Cameron stared at his back, outlined against the sun-filled window. He didn't like to share his emotions. She knew that already, and clearly he wasn't about to start. That was all right. His expressions told her enough. Maybe someday, years from now, they'd be lying in bed together and he'd tell her the story of how he'd felt the night he'd saved her life. She sat down on the piano bench and skimmed her fingers along the smooth keys, not quite pressing them down.

"There was a lot of blood."

Dark blue eyes rose to look at House's stiff back again. She hadn't expected him to speak again.

"Remind me to tell your landlord that he doesn't know shit about stopping bloodflow."

"I think he did the best he could," she replied softly.

"Not fucking good enough," House spat back. "And Nihquist! The man should have his license revoked!"

Looking down again, she concentrated on her fingers. She didn't like seeing him angry. Of course she probably should have thought of that before prodding him, however delicately.

"The fucking moron called your time of death," House spun away from the window and stared at her, "and I was the only one there with the brains to argue with him. If I hadn't been there…"
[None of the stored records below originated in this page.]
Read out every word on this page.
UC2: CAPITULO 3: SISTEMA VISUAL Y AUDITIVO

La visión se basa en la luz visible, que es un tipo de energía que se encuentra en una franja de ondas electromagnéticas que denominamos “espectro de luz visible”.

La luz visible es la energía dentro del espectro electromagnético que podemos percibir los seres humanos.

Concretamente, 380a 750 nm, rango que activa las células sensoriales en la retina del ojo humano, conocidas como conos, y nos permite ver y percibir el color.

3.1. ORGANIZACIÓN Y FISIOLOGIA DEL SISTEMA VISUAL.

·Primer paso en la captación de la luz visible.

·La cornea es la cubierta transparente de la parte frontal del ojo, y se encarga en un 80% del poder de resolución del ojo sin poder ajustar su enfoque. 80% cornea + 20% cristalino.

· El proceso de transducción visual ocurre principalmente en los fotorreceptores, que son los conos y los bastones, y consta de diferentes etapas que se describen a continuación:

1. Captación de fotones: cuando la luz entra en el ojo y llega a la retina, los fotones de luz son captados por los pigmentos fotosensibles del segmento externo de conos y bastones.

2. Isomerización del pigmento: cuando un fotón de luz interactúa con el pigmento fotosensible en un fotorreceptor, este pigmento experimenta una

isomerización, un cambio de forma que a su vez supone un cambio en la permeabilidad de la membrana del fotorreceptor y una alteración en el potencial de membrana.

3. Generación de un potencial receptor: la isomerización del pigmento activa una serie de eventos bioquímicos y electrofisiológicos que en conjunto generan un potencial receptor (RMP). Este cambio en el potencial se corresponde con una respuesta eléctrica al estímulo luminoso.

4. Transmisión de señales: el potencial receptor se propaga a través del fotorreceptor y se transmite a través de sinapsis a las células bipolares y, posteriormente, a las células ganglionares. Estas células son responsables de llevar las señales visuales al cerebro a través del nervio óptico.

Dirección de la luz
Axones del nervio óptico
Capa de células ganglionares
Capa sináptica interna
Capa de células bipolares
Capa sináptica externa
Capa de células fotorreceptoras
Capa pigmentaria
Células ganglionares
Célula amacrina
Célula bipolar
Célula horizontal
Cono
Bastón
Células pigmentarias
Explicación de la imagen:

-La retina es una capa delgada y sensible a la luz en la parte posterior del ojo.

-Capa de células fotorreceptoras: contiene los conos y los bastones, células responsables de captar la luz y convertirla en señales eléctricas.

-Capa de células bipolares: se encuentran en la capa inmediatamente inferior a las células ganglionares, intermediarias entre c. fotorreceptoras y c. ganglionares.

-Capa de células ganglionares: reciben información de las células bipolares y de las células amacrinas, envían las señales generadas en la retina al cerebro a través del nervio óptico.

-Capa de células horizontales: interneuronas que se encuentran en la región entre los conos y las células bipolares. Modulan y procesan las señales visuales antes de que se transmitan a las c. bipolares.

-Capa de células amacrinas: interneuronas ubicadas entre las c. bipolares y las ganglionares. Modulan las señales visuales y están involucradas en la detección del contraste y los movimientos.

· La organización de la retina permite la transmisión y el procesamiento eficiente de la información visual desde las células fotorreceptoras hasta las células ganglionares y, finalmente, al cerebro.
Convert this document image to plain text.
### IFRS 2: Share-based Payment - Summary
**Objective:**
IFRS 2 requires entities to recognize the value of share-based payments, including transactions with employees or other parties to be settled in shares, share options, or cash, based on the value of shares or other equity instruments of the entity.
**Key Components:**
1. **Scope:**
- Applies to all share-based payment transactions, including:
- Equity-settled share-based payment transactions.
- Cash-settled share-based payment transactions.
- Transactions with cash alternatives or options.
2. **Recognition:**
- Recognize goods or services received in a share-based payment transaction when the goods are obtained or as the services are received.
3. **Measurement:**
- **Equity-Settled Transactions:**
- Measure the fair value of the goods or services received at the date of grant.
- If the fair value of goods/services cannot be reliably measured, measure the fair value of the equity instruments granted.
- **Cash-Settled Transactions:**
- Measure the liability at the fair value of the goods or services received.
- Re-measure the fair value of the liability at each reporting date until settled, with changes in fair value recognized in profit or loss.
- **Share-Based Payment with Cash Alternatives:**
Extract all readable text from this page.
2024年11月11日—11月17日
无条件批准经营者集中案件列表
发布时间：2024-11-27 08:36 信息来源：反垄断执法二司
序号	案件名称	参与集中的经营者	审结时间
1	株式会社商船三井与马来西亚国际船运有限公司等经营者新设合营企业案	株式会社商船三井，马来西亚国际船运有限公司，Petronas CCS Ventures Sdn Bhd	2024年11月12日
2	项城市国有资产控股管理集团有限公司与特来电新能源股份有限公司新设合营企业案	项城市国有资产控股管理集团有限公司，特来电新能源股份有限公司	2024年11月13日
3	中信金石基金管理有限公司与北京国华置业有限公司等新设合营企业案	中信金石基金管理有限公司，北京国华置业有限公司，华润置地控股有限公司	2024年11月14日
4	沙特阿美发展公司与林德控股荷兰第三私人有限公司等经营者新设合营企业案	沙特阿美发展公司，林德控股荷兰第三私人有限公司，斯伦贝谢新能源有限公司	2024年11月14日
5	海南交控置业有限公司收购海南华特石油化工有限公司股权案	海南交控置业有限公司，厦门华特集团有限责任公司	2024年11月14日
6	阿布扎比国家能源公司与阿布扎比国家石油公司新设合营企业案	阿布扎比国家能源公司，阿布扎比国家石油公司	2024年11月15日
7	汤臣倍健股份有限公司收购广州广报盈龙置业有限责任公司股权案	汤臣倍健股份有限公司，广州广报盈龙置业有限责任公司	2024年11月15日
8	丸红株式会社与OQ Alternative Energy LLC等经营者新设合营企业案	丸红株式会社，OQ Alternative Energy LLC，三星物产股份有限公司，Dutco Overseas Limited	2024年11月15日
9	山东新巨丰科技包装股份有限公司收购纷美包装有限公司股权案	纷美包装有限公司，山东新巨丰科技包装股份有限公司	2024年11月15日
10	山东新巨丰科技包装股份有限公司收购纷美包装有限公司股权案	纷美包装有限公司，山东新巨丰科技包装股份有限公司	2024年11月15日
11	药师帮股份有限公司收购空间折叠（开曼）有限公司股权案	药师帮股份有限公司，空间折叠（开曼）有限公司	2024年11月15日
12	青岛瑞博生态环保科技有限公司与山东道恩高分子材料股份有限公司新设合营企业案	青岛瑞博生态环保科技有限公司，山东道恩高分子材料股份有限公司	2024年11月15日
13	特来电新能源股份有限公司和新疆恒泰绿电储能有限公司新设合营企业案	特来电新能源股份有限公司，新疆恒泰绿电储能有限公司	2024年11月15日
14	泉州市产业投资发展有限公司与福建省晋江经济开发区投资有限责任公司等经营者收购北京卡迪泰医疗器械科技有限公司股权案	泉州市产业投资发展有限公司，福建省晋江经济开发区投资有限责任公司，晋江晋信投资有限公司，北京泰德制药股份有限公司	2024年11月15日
"I'd be dead." Cameron looked up again and met his gaze.

"You'd be dead." Fuck. He thought he was going to be sick right in the middle of his living room. He couldn't think about that. He couldn't think about the beautiful woman who had lain naked in his arms less than eight hours ago, could instead be lying cold and grey in a pitch-black grave. What if he hadn't been right about the bullet? What if he hadn't known what to do? What if she'd died with his hands wrist deep in her chest. Fuck. He needed to sit down.

"House? House!" Cameron watched him half-stumble to the sofa and sit down with his head between his knees. The piano bench scraped sickeningly along the wood floor as she rushed to his side. "What? What is it?"

"Shut up… Just. Stop. Talking." He bit the words off between breaths.

When he raised his head she was crouched in front of him, looking ashamed and a little scared.

"Okay?" she offered helplessly.

"Let's just say I don't like thinking about that night any more than you do," he said slowly as he leaned back.

She nodded a few times and moved to sit next to him, not surprised when he wrapped both arms around her. "This feels nice," she murmured.

"When I was in that ER, I didn't see you. I saw a body. Something to fix. I didn't know how fucking scared I was until later." He closed his eyes and breathed in the scent of her shampoo. Lime and coconut. "Is that what you wanted to know?"

Warm hands came up to cover his across her belly. "I think it's what you needed to tell me."

Had he? He wasn't sure. He had to admit - now that the nausea was fading, he did feel better… less like he needed to pummel someone which had been a recurrent feeling over the past weeks. Damn. He didn't like that at all. Next thing he knew, Wilson would actually be convincing him to see a shrink about his leg. No. Never gonna happen. He closed his eyes and tightened his grip. Lunch could wait.